SERANG,DUASATU.NET- Organisasi masyarakat (Ormas) koalisi investigasi jaringan masyarakat (Kejam) Provinsi Banten gelar aksi damai di halaman perum perhutani KPH sebagai bentuk keprihatinan dan desakan atas dugaan lemahnya pengawasan kawasan hutan di Kecamatan Cihara dan Kecamatan Bayah, Kabupaten Lebak menjadi lokasi aktivitas penambangan batu bara ilegal yang menimbulkan kerusakan lingkungan serius, Kamis 13 November 2025.
Aksi damai, mengacu sejumlah payung hukum nasional, UU keterbukaan informasi publik, UU pemberantasan tipikor dan jaminan kebebasan masyarakat menyampaikan pendapat di muka umum sebagaimana tercantum dalam Pasal 23 Ayat (2).
Dalam pernyataannya, Koalisi Kejam menilai ada kejanggalan dan lemahnya pengawasan Perum Perhutani KPH Banten terhadap kawasan hutan yang mereka kelola. Audiensi sebelumnya, pihak Perhutani mengakui razia terhadap aktivitas ilegal sering tidak membuahkan hasil dan belum ada pelaku yang tertangkap tangan.
Koalisi mempertanyakan pernyataan pihak Perhutani yang menyebut Gunung Pinang sebagai milik perorangan. Mereka menuntut kejelasan status kepemilikan melalui sertifikat atau dokumen resmi jika benar kawasan tersebut tidak masuk dalam wilayah hutan Perhutani.
Menurut hasil investigasi lapangan Koalisi Kejam, aktivitas tambang ilegal menyebabkan kerusakan lingkungan yang luas, meliputi perusakan lahan, rusaknya ekosistem, pencemaran udara, hingga jatuhnya korban jiwa.
“ Tambang ilegal bukan sekadar persoalan ekonomi, tetapi kejahatan terhadap lingkungan dan kemanusiaan. Setiap lubang tambang adalah luka bagi bumi, dan setiap korban jiwa adalah bukti lemahnya pengawasan negara,” ujar perwakilan Koalisi Kejam dalam orasi mereka.

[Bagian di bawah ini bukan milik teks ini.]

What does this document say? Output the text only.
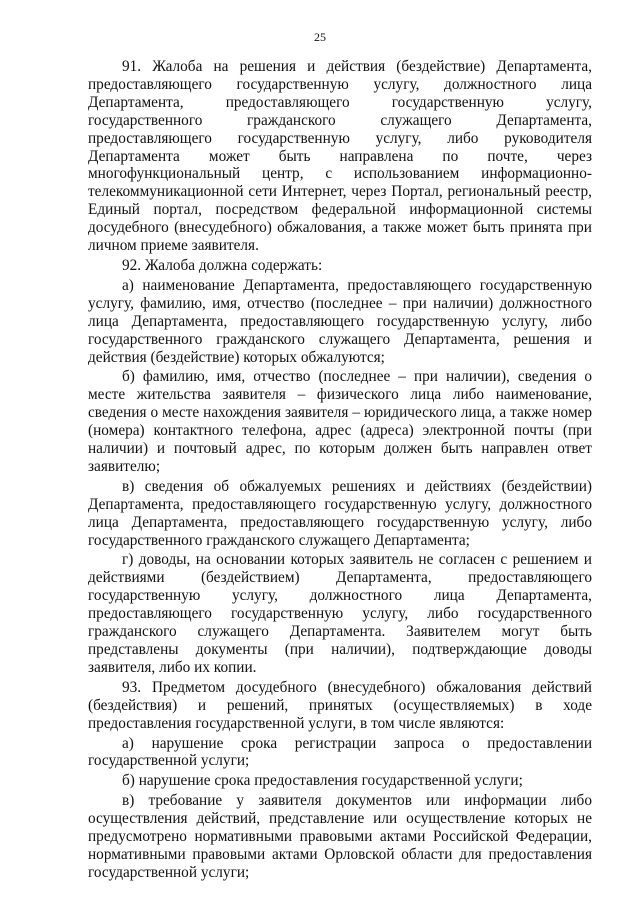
25

91. Жалоба на решения и действия (бездействие) Департамента, предоставляющего государственную услугу, должностного лица Департамента, предоставляющего государственную услугу, государственного гражданского служащего Департамента, предоставляющего государственную услугу, либо руководителя Департамента может быть направлена по почте, через многофункциональный центр, с использованием информационно-телекоммуникационной сети Интернет, через Портал, региональный реестр, Единый портал, посредством федеральной информационной системы досудебного (внесудебного) обжалования, а также может быть принята при личном приеме заявителя.

92. Жалоба должна содержать:

а) наименование Департамента, предоставляющего государственную услугу, фамилию, имя, отчество (последнее – при наличии) должностного лица Департамента, предоставляющего государственную услугу, либо государственного гражданского служащего Департамента, решения и действия (бездействие) которых обжалуются;

б) фамилию, имя, отчество (последнее – при наличии), сведения о месте жительства заявителя – физического лица либо наименование, сведения о месте нахождения заявителя – юридического лица, а также номер (номера) контактного телефона, адрес (адреса) электронной почты (при наличии) и почтовый адрес, по которым должен быть направлен ответ заявителю;

в) сведения об обжалуемых решениях и действиях (бездействии) Департамента, предоставляющего государственную услугу, должностного лица Департамента, предоставляющего государственную услугу, либо государственного гражданского служащего Департамента;

г) доводы, на основании которых заявитель не согласен с решением и действиями (бездействием) Департамента, предоставляющего государственную услугу, должностного лица Департамента, предоставляющего государственную услугу, либо государственного гражданского служащего Департамента. Заявителем могут быть представлены документы (при наличии), подтверждающие доводы заявителя, либо их копии.

93. Предметом досудебного (внесудебного) обжалования действий (бездействия) и решений, принятых (осуществляемых) в ходе предоставления государственной услуги, в том числе являются:

а) нарушение срока регистрации запроса о предоставлении государственной услуги;

б) нарушение срока предоставления государственной услуги;

в) требование у заявителя документов или информации либо осуществления действий, представление или осуществление которых не предусмотрено нормативными правовыми актами Российской Федерации, нормативными правовыми актами Орловской области для предоставления государственной услуги;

Dalam aksi tersebut, Koalisi Kejam Prov Banten mendesak Perum Perhutani KPH Banten melakukan evaluasi menyeluruh atas pengawasan kawasan hutan. Aparat penegak hukum menindak tegas seluruh pelaku dan pihak terkait tambang ilegal.
Pemerintah daerah dan pusat menjamin keterbukaan informasi publik sesuai amanat UU No14/2008. Seluruh pihak menghentikan praktik yang merugikan masyarakat dan lingkungan.
Adi Muhdi alias Acong, selaku komandan lapangan (Danlap) aksi, menegaskan bahwa Koalisi Kejam tidak puas dengan jawaban yang diberikan pihak Perhutani. Ia menyebut Perhutani tidak mampu menunjukkan bukti-bukti pendukung, termasuk denah lokasi terkait kawasan Gunung Pinang.
“Karena jawabannya tidak memuaskan, Koalisi Kejam akan turun aksi dengan massa yang lebih banyak lagi,” tegas Acong.
Aksi ini menjadi sinyal kuat bahwa masyarakat sipil menuntut peran aktif negara dalam menjaga kelestarian hutan dan menindak tegas praktik tambang ilegal yang semakin meresahkan. (A ABDULROHIM)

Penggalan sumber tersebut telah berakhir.